Guwahati, April 22 (Inditop.com) The rift within the outlawed United Liberation Front of Asom (ULFA) widened further with jailed chairman Arabinda Rajkhowa Thursday questioning the authority of the outfit’s elusive commander-in-chief Paresh Baruah in trying to block a peace initiative by the newly-floated Citizen’s Forum.

“Personal views would only add to the confusion and lead to the people of Assam getting confused,” the ULFA chairman told journalists while being produced before a Guwahati court.

Rajkhowa was reacting to a series of e-mailed statements by Baruah in the past four days where he rejected an initiative by the Forum to hold a state-level convention Saturday to push forward the deadlocked peace process.

Baruah’s adamant stand of rejecting any peace initiative minus independence is seen as a snub to the outfit’s overground leaders who recently helped in the formation of the Citizen’s Forum to broker peace with the government.

The 11-member Citizen’s Forum last week claimed the top ULFA leadership, including its elusive commander-in-chief, would come for peace talks.

The Forum was formed after ULFA vice chairman Pradip Gogoi and publicity chief Mithinga Daimary met leading citizens in the state and appealed for their help in furthering the deadlocked peace process.

The two ULFA leaders are now out on bail after a Guwahati court last month released them from judicial custody.

“Let there be no personal views on the matter, let us not create confusion in the minds of the people of Assam,” the ULFA chairman Rajkhowa said.

On Thursday, the ULFA commander-in-chief in a statement said they were not against peace talks, but reiterated that there can be no compromise on their demand of independence.

Rajkhowa has become the second top leader to have challenged Baruah’s statements. On Wednesday, jailed deputy commander-in-chief Raju Baruah too questioned Paresh Baruah.

“On matters of peace talks, it is the collective leadership whose views should be considered important and not individual or personal views of Paresh Baruah,” Raju Baruah told journalists while being produced in a Guwahati court Wednesday.

The series of statements and counter statements clearly indicates a rift within the ULFA is becoming visible – Paresh Baruah on one side, adamant on waging a war for independence, and the other top rebel leadership who are either in jail or out on bail expressing their desire for peace talks with the government.
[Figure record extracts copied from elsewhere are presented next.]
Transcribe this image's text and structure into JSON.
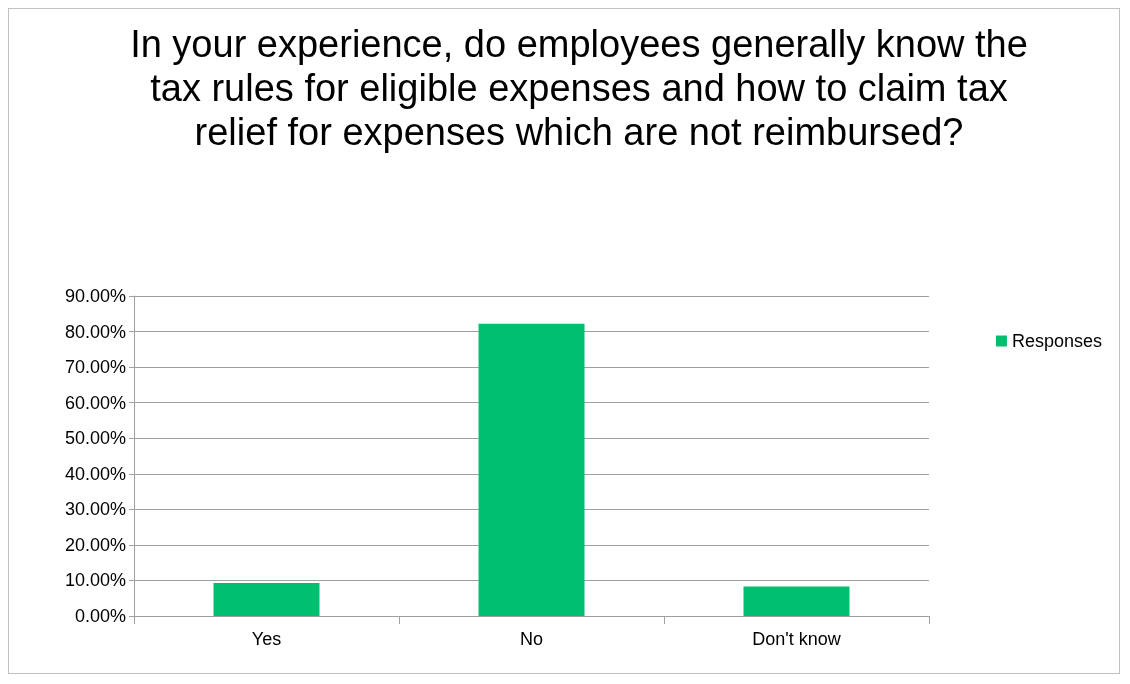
{
  "chart_data": {
    "type": "bar",
    "title": "In your experience, do employees generally know the tax rules for eligible expenses and how to claim tax relief for expenses which are not reimbursed?",
    "categories": [
      "Yes",
      "No",
      "Don't know"
    ],
    "series": [
      {
        "name": "Responses",
        "color": "#00bf6f",
        "values": [
          9.3,
          82.2,
          8.3
        ]
      }
    ],
    "ylim": [
      0,
      90
    ],
    "yticks": [
      {
        "value": 0,
        "label": "0.00%"
      },
      {
        "value": 10,
        "label": "10.00%"
      },
      {
        "value": 20,
        "label": "20.00%"
      },
      {
        "value": 30,
        "label": "30.00%"
      },
      {
        "value": 40,
        "label": "40.00%"
      },
      {
        "value": 50,
        "label": "50.00%"
      },
      {
        "value": 60,
        "label": "60.00%"
      },
      {
        "value": 70,
        "label": "70.00%"
      },
      {
        "value": 80,
        "label": "80.00%"
      },
      {
        "value": 90,
        "label": "90.00%"
      }
    ],
    "grid": "y",
    "legend": "right"
  }
}
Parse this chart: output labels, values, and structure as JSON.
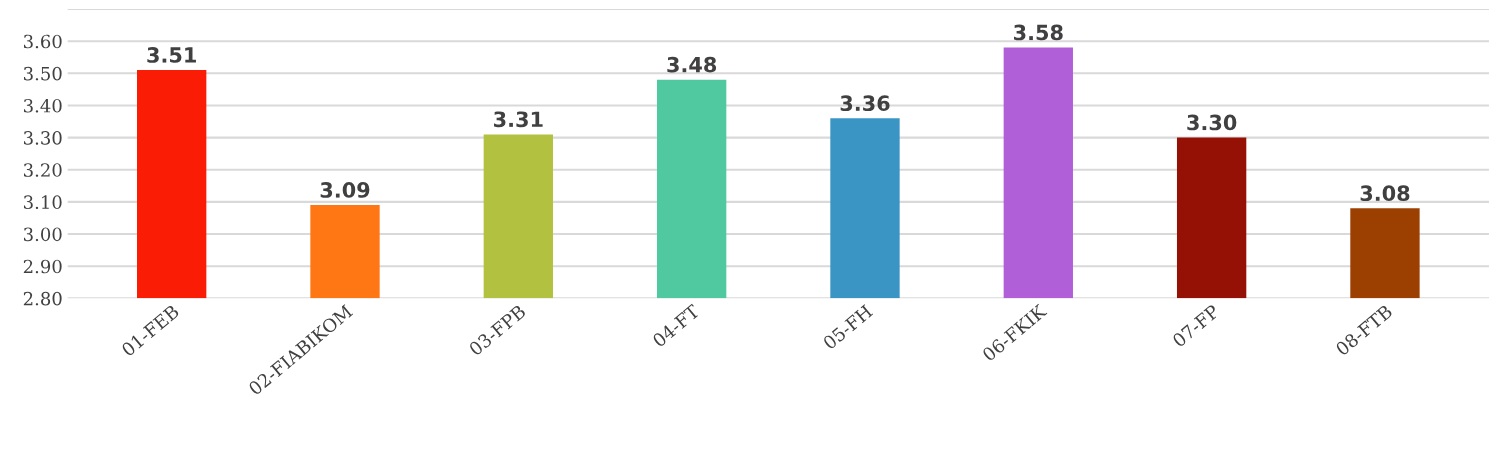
{
  "chart_data": {
    "type": "bar",
    "categories": [
      "01-FEB",
      "02-FIABIKOM",
      "03-FPB",
      "04-FT",
      "05-FH",
      "06-FKIK",
      "07-FP",
      "08-FTB"
    ],
    "values": [
      3.51,
      3.09,
      3.31,
      3.48,
      3.36,
      3.58,
      3.3,
      3.08
    ],
    "colors": [
      "#fa1c05",
      "#ff7714",
      "#b2c240",
      "#50c8a0",
      "#3a94c4",
      "#b05fd8",
      "#951005",
      "#9b4000"
    ],
    "ylim": [
      2.8,
      3.7
    ],
    "yticks": [
      {
        "value": 2.8,
        "label": "2.80"
      },
      {
        "value": 2.9,
        "label": "2.90"
      },
      {
        "value": 3.0,
        "label": "3.00"
      },
      {
        "value": 3.1,
        "label": "3.10"
      },
      {
        "value": 3.2,
        "label": "3.20"
      },
      {
        "value": 3.3,
        "label": "3.30"
      },
      {
        "value": 3.4,
        "label": "3.40"
      },
      {
        "value": 3.5,
        "label": "3.50"
      },
      {
        "value": 3.6,
        "label": "3.60"
      },
      {
        "value": 3.7,
        "label": null
      }
    ],
    "value_labels": [
      "3.51",
      "3.09",
      "3.31",
      "3.48",
      "3.36",
      "3.58",
      "3.30",
      "3.08"
    ],
    "grid": "y"
  }
}
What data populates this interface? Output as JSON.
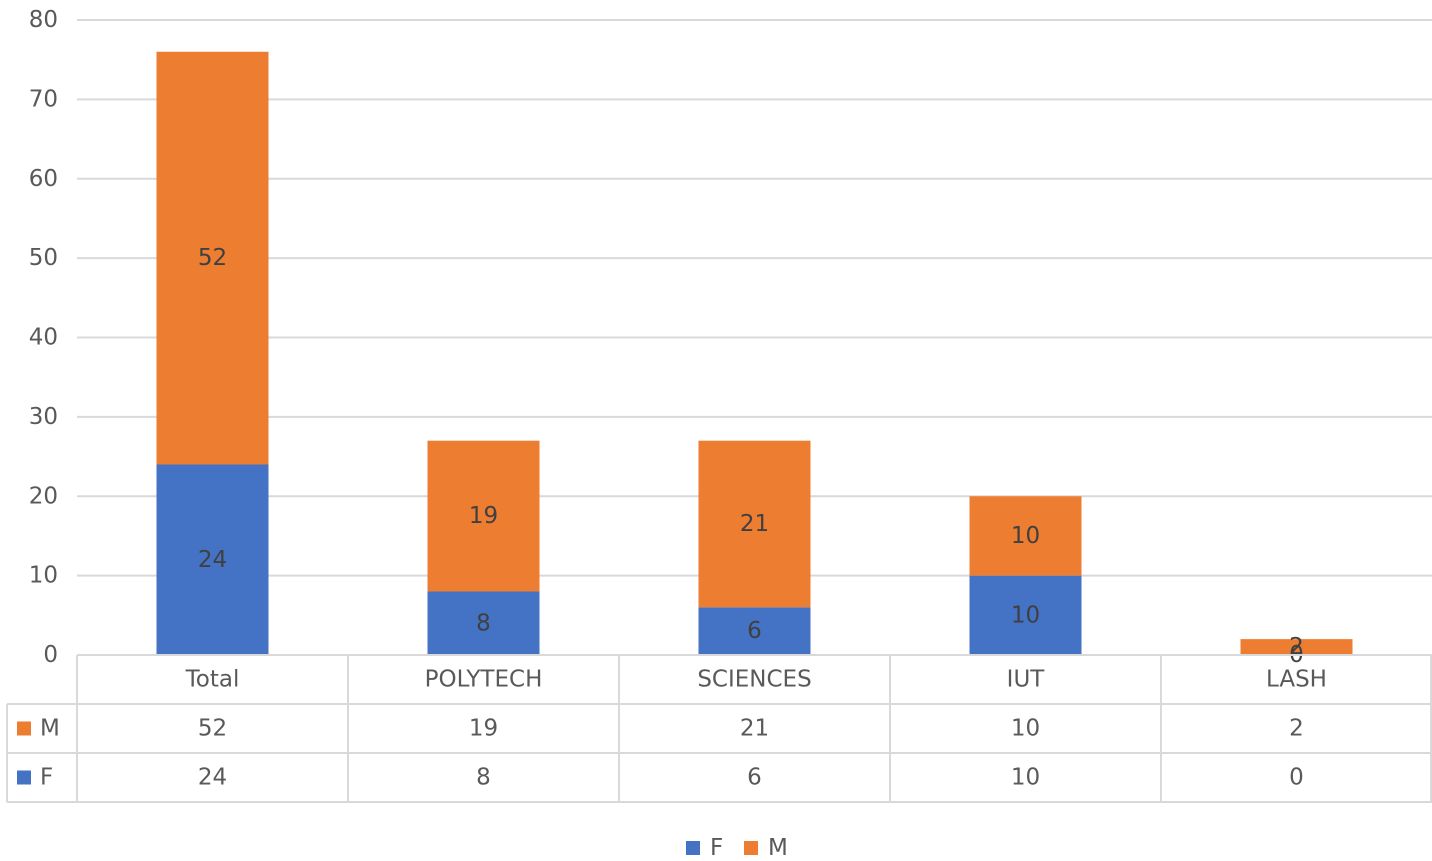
{
  "chart_data": {
    "type": "bar",
    "stacked": true,
    "categories": [
      "Total",
      "POLYTECH",
      "SCIENCES",
      "IUT",
      "LASH"
    ],
    "series": [
      {
        "name": "F",
        "values": [
          24,
          8,
          6,
          10,
          0
        ],
        "color": "#4472C4"
      },
      {
        "name": "M",
        "values": [
          52,
          19,
          21,
          10,
          2
        ],
        "color": "#ED7D31"
      }
    ],
    "ylim": [
      0,
      80
    ],
    "yticks": [
      0,
      10,
      20,
      30,
      40,
      50,
      60,
      70,
      80
    ],
    "grid": true,
    "data_table": true,
    "legend": {
      "position": "bottom",
      "entries": [
        "F",
        "M"
      ]
    },
    "title": "",
    "xlabel": "",
    "ylabel": ""
  }
}
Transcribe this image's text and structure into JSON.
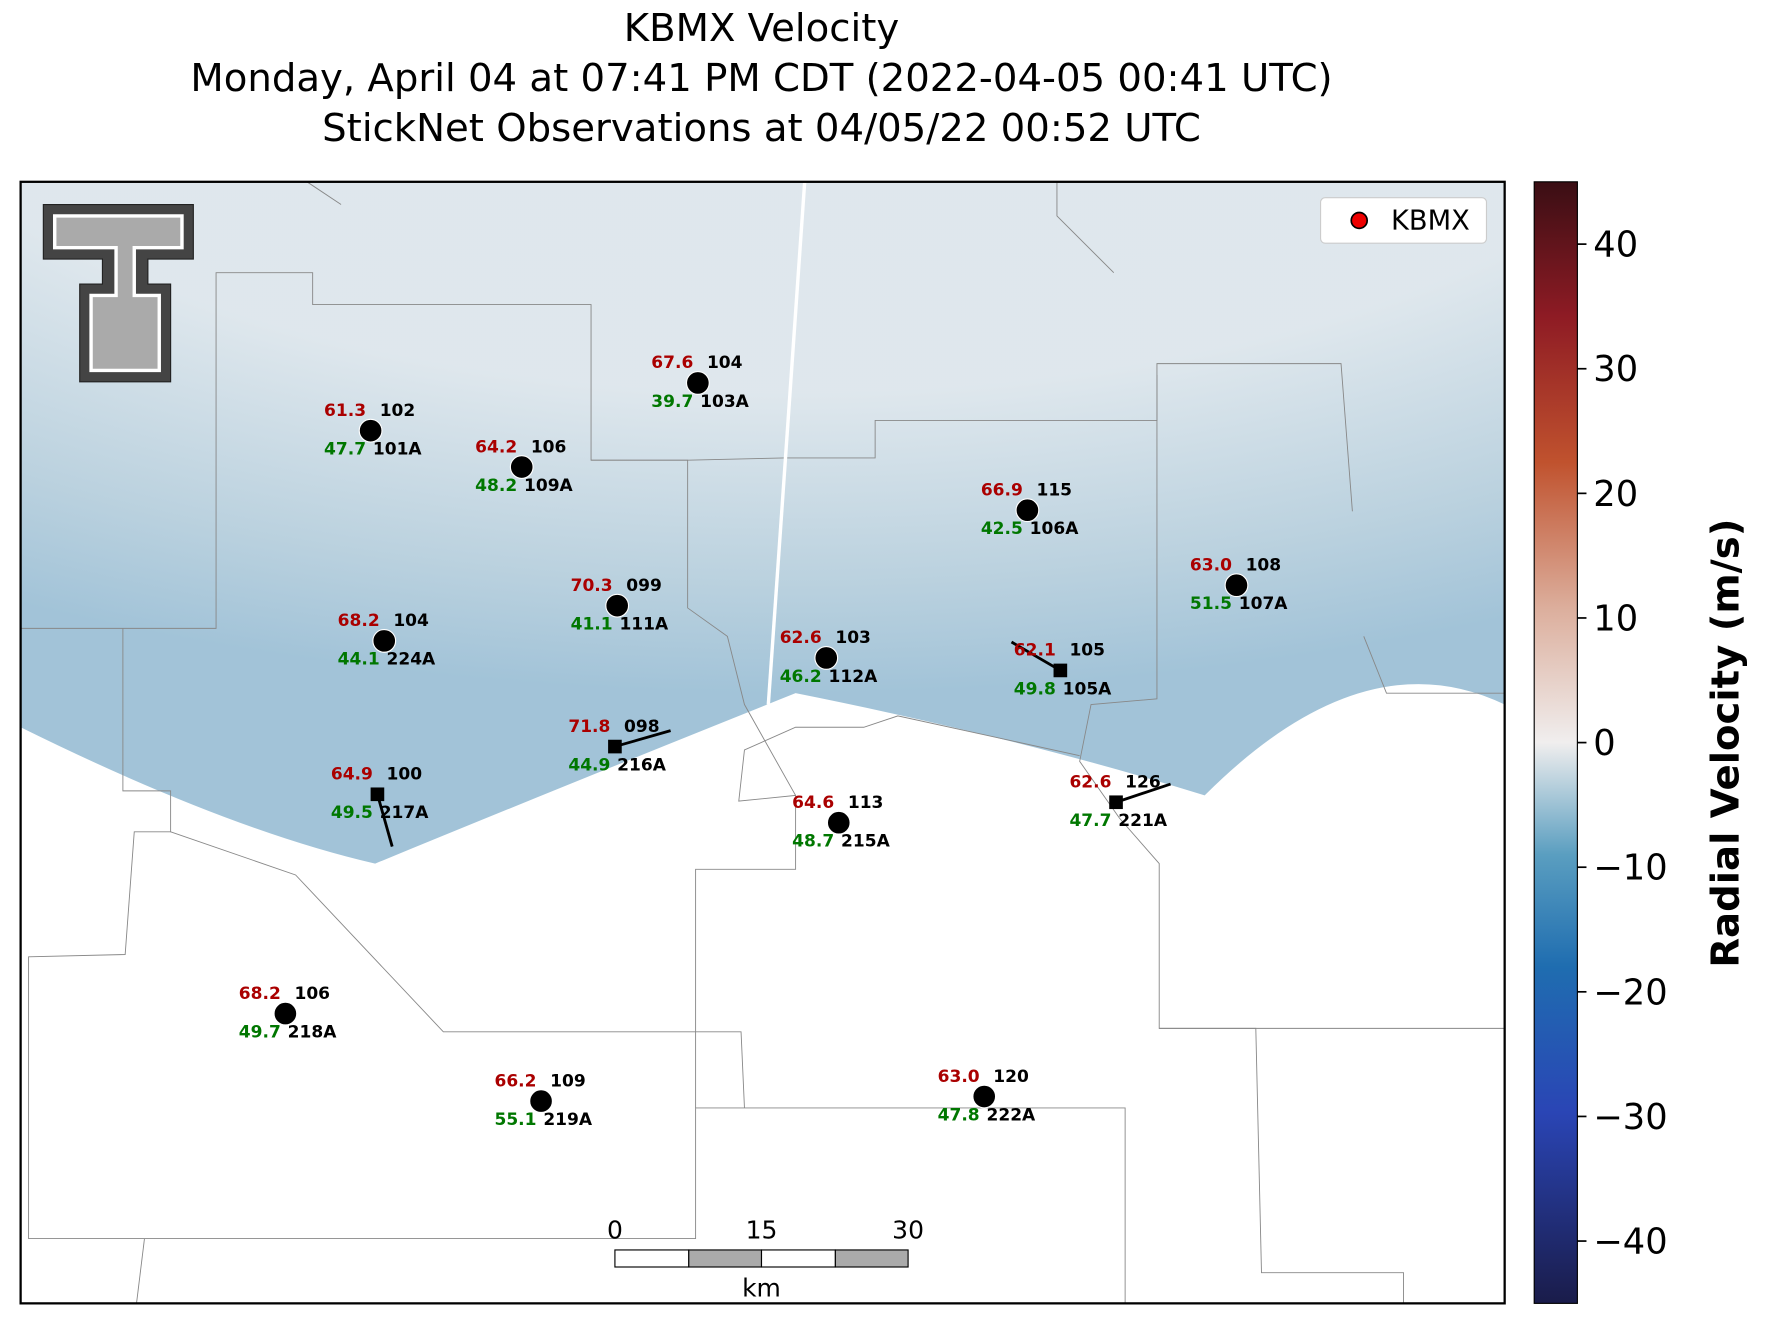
{
  "header": {
    "title": "KBMX Velocity",
    "subtitle": "Monday, April 04 at 07:41 PM CDT (2022-04-05 00:41 UTC)",
    "subtitle2": "StickNet Observations at 04/05/22 00:52 UTC"
  },
  "legend": [
    "KBMX"
  ],
  "stations": [
    {
      "temp": "61.3",
      "dew": "47.7",
      "dir": "102",
      "id": "101A"
    },
    {
      "temp": "64.2",
      "dew": "48.2",
      "dir": "106",
      "id": "109A"
    },
    {
      "temp": "67.6",
      "dew": "39.7",
      "dir": "104",
      "id": "103A"
    },
    {
      "temp": "66.9",
      "dew": "42.5",
      "dir": "115",
      "id": "106A"
    },
    {
      "temp": "63.0",
      "dew": "51.5",
      "dir": "108",
      "id": "107A"
    },
    {
      "temp": "70.3",
      "dew": "41.1",
      "dir": "099",
      "id": "111A"
    },
    {
      "temp": "68.2",
      "dew": "44.1",
      "dir": "104",
      "id": "224A"
    },
    {
      "temp": "62.6",
      "dew": "46.2",
      "dir": "103",
      "id": "112A"
    },
    {
      "temp": "62.1",
      "dew": "49.8",
      "dir": "105",
      "id": "105A"
    },
    {
      "temp": "71.8",
      "dew": "44.9",
      "dir": "098",
      "id": "216A"
    },
    {
      "temp": "64.9",
      "dew": "49.5",
      "dir": "100",
      "id": "217A"
    },
    {
      "temp": "64.6",
      "dew": "48.7",
      "dir": "113",
      "id": "215A"
    },
    {
      "temp": "62.6",
      "dew": "47.7",
      "dir": "126",
      "id": "221A"
    },
    {
      "temp": "68.2",
      "dew": "49.7",
      "dir": "106",
      "id": "218A"
    },
    {
      "temp": "66.2",
      "dew": "55.1",
      "dir": "109",
      "id": "219A"
    },
    {
      "temp": "63.0",
      "dew": "47.8",
      "dir": "120",
      "id": "222A"
    }
  ],
  "colorbar": {
    "label": "Radial Velocity (m/s)",
    "clim": [
      -45,
      45
    ],
    "ticks": [
      40,
      30,
      20,
      10,
      0,
      {
        "value": -10,
        "label": "−10"
      },
      {
        "value": -20,
        "label": "−20"
      },
      {
        "value": -30,
        "label": "−30"
      },
      {
        "value": -40,
        "label": "−40"
      }
    ]
  },
  "scale_bar": {
    "ticks": [
      0,
      15,
      30
    ],
    "unit": "km"
  }
}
Barring the ULFA’s elusive commander-in-chief Paresh Baruah, the entire top brass of the outfit is in jail — the imprisoned leaders include chairman Arabinda Rajkhowa, deputy commander-in-chief Raju Baruah, self-styled foreign secretary Sasha Choudhury, finance secretary Chitrabon Hazarika, cultural secretary Pranati Deka, and ULFA political ideologue Bhimkanta Buragohain.